Speaking out
In the wake of the Gujarat carnage, civil society has largely remained silent. MARI MARCEL THEKAEKARA calls for voices to speak against the outrage and to fight the forces of communalism. |
WHY has civil society not responded to the Gujarat pogrom as it did to the earthquake? The question has been asked by several people. A deafening silence is the answer. I have just returned from Gujarat as part of a special Women's Commission. Our much maligned press was heroic in this instance. They refrained from publishing all the gory details. They didn't want the country to go up in flames. The Muslims of Gujarat are a broken people.
Hindu journalists and intellectuals, the fact finding teams who returned from Gujarat, are horrified and traumatised by what they saw and heard. It is my belief that 95 per cent of Hindu India feels this way. However, it is about time that we stand up and announce to the world, and more importantly to ourselves and our children, that India is not the BJP, VHP, RSS and Bajrang Dal. That these messiahs of the politics of hate, wrenching apart the fabric of secular India do not represent the Hindu majority. That Hinduism does not ask its followers to kill non-believers, rape women and burn little children alive. Women we interviewed told of being gang raped by monsters who forced them to say "Jai Sri Ram". What kind of warped, sick mind would defile their religion and their God so unspeakably?
The BJP government accuses the media of trivialising the Godhra carnage. But this was the work of a handful of hoodlums, terrorists or just plain criminals. The carnage that ensued in Gujarat was State-sponsored terror. The evidence is irrefutable. Yet the media held back from publishing the really horrendous pictures and accounts of the unbelievable cruelty that followed. I saw these and was silenced.
The media can be gliby dismissed as pseudo-secular. But this is what Professor K. N. Panikkar, Vice-Chancellor, Shree Shankracharya Vidyapeeth, Kochi, had to say: "What happened in Ahmedabad and other towns and villages in Gujarat is not a spontaneous action. The methods used for destruction of life and property pre-suppose a fairly well-organised preparation. It is clear that many incidents during these last ten days could not have happened without such a preparation. In a way it indicates a long-term process of communalisation and brutalisation of society. A major issue which society has to face is the influence of brutality, which appears to have conquered the minds of men. This is the result of the systematic and long-term atrocities of communal organisations and heightened by the irrational and emotional coercion of the people by both the VHP and the RSS."
A way out from this pathology of violence is not easy to find. But society cannot survive unless a solution to this is immediately found. That this has happened in the city of Mahatma Gandhi, the laboratory of non-violence and tolerance, is a sad occurrence.
Intellectuals and some individuals in Gujarat who believe in Gandhiji's legacy, live in an atmosphere where to speak even remotely of being secular or to express ordinary human sympathy for the victims of the carnage is to bring down the wrath of the community on one's head. That is how totally sick society has become in Gujarat.

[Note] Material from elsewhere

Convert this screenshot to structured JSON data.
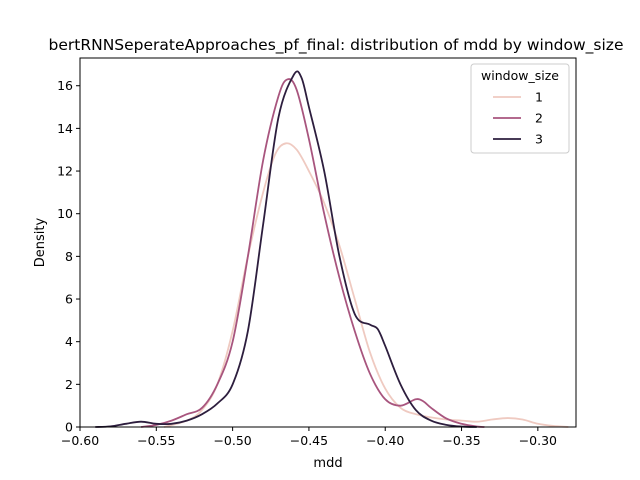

To counteract this and to show our Muslims that the entire country has not gone the way of Gujarat, we need to respond immediately. I would urge leaders of communities, religious leaders, business leaders and individuals to come forward immediately to show the victims of Gujarat that we care.
Deepak Parekh, Chairman of HDFC, has come out with an open condemnation of the Modi regime. So did Harsh Mander, an IAS officer currently CEO of ActionAid India. These people, like Professor Pannikar, enjoy greater credibility than writers or human rights activists. Because they do not normally or easily come out stridently against Chief Ministers. This has now to be converted to action for a healing process to begin. Each of the people I mentioned above, is a concerned Hindu. The face of real India. But this gets obscured because the hate mongers shout louder.
In the Shah Alam camp that I visited, the relief work is being done by Muslim leaders with some aid from NGO's and charities. Women and men who before Godhra, were wealthy or middle class, sit there without a change of clothes. Money is needed desperately. The victims who have lost everyone and this time not by a natural calamity, but by acts of hatred and immense cruelty, sit there traumatised and dazed. They more than anyone else, are desperately in need of counselling. They need compassion and love. Healing.
Let India respond as she has done before. Most people don't know where to begin. Having returned from Gujarat, I met people who have plunged into relief and rescue work and are doing a brilliant job. Money can be sent to the Gujarat Education Society, Prashant, Hill Naga, Near Kamdhenu Hall, Drive-in-Road, Ahmedabad-380052, Gujarat.
Most of us feel ashamed and guilty. Our generation now bears the taint that Hitler's silent majority has to carry through history. We can fight back. And we must. Not with murder, trishuls and talwars. But by acting immediately to show we are not with them. It is our only chance to redeem our country, to save it from being wrenched apart. It is our only chance to redeem our souls.